La Iglesia Católica realizó una misa por los refugiados en la Parroquia de la Purísima Concepción en Nogales, Sonora, México, en la frontera con Estados Unidos. En una entrevista con el periódico Avvenire, el arzobispo Paul S. Coakley, presidente de la Conferencia de Obispos Católicos de Estados Unidos, expresó su alivio por el fallo de la Corte Suprema que rechazó el intento del gobierno de Trump de limitar el derecho al nacimiento.
Coakley señaló que los niños no cometen delito por nacer en Estados Unidos y que la medida habría convertido a los menores en apátridas. La decisión de los magistrados, que declaró inconstitucional la orden ejecutiva firmada por Trump, afectó a aproximadamente 260.000 menores cada año, según datos del Pew Research Center.
El arzobispo Coakley destacó que las naciones tienen derecho a regular la inmigración, pero también el deber de proteger la dignidad de toda persona. La fe católica, añadió, impulsa a protestar contra las leyes que niegan la dignidad humana y perjudican a niños inocentes.

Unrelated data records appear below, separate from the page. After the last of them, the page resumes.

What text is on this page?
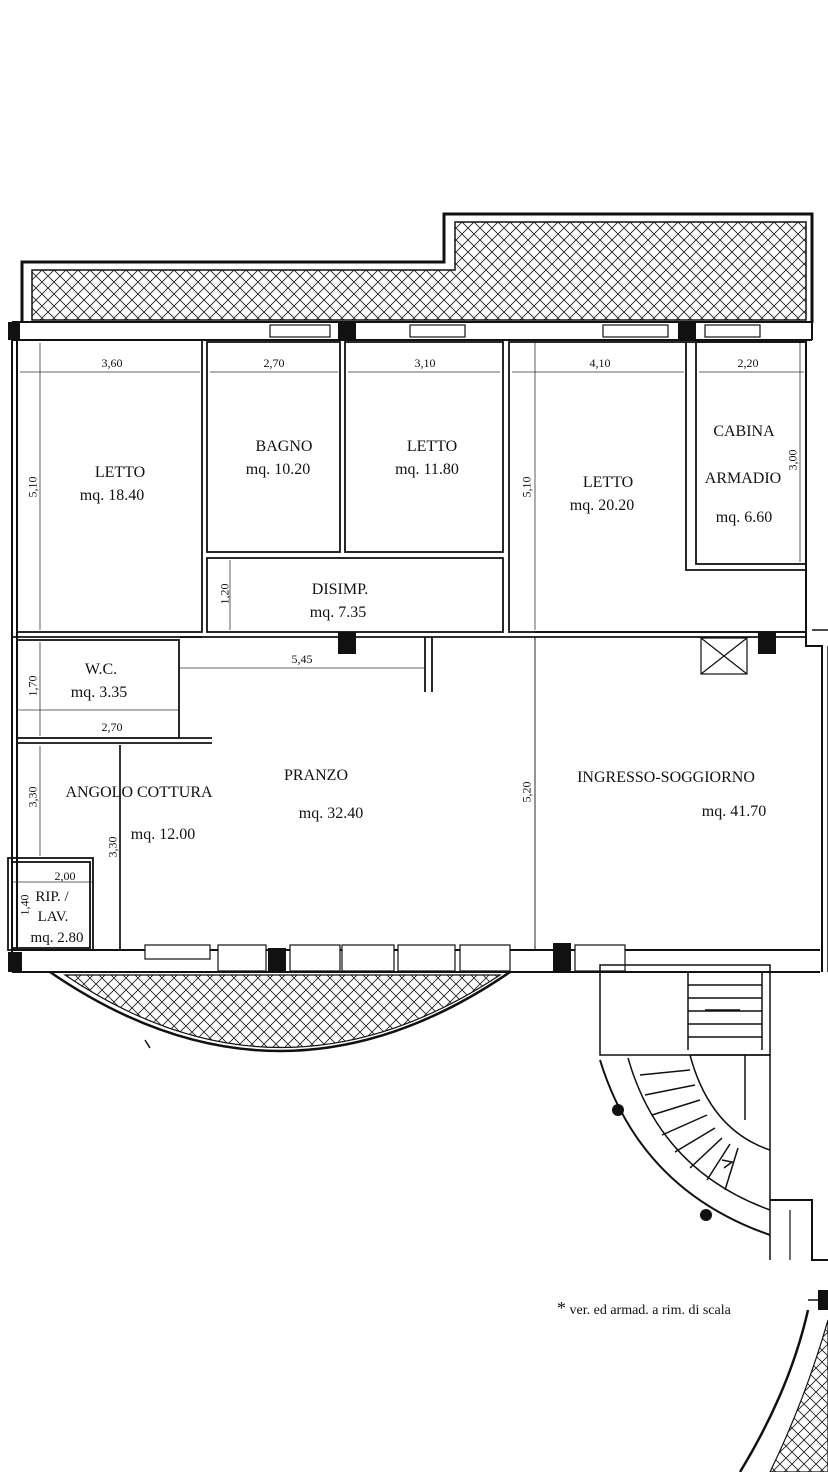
LETTO
mq. 18.40
BAGNO
mq. 10.20
LETTO
mq. 11.80
LETTO
mq. 20.20
CABINA
ARMADIO
mq. 6.60
DISIMP.
mq. 7.35
W.C.
mq. 3.35
PRANZO
mq. 32.40
ANGOLO COTTURA
mq. 12.00
INGRESSO-SOGGIORNO
mq. 41.70
RIP. /
LAV.
mq. 2.80
3,60	2,70	3,10	4,10	2,20
5,45
2,70
2,00
5,10	5,10
3,00
1,20
1,70
3,30
3,30
5,20
1,40
* ver. ed armad. a rim. di scala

La Corte Suprema, con una mayoría de 6 a 3, declaró inconstitucional la orden ejecutiva que habría excluido de la ciudadanía automática a los niños nacidos en Estados Unidos de padres sin estatus migratorio legal o con visas temporales. El presidente de la Corte, John Roberts, reafirmó que la 14ª Enmienda garantiza la ciudadanía a todas las personas nacidas o naturalizadas en los Estados Unidos y sujetas a su jurisdicción.
El fallo muestra una Corte que ha concedido cierto margen de maniobra a Trump en varios frentes, pero también ha impuesto límites a sus iniciativas controvertidas, como los aranceles y el papel de la Reserva Federal, pasando por el intento de superar el principio de ius soli. La composición de la mayoría es significativa en este caso.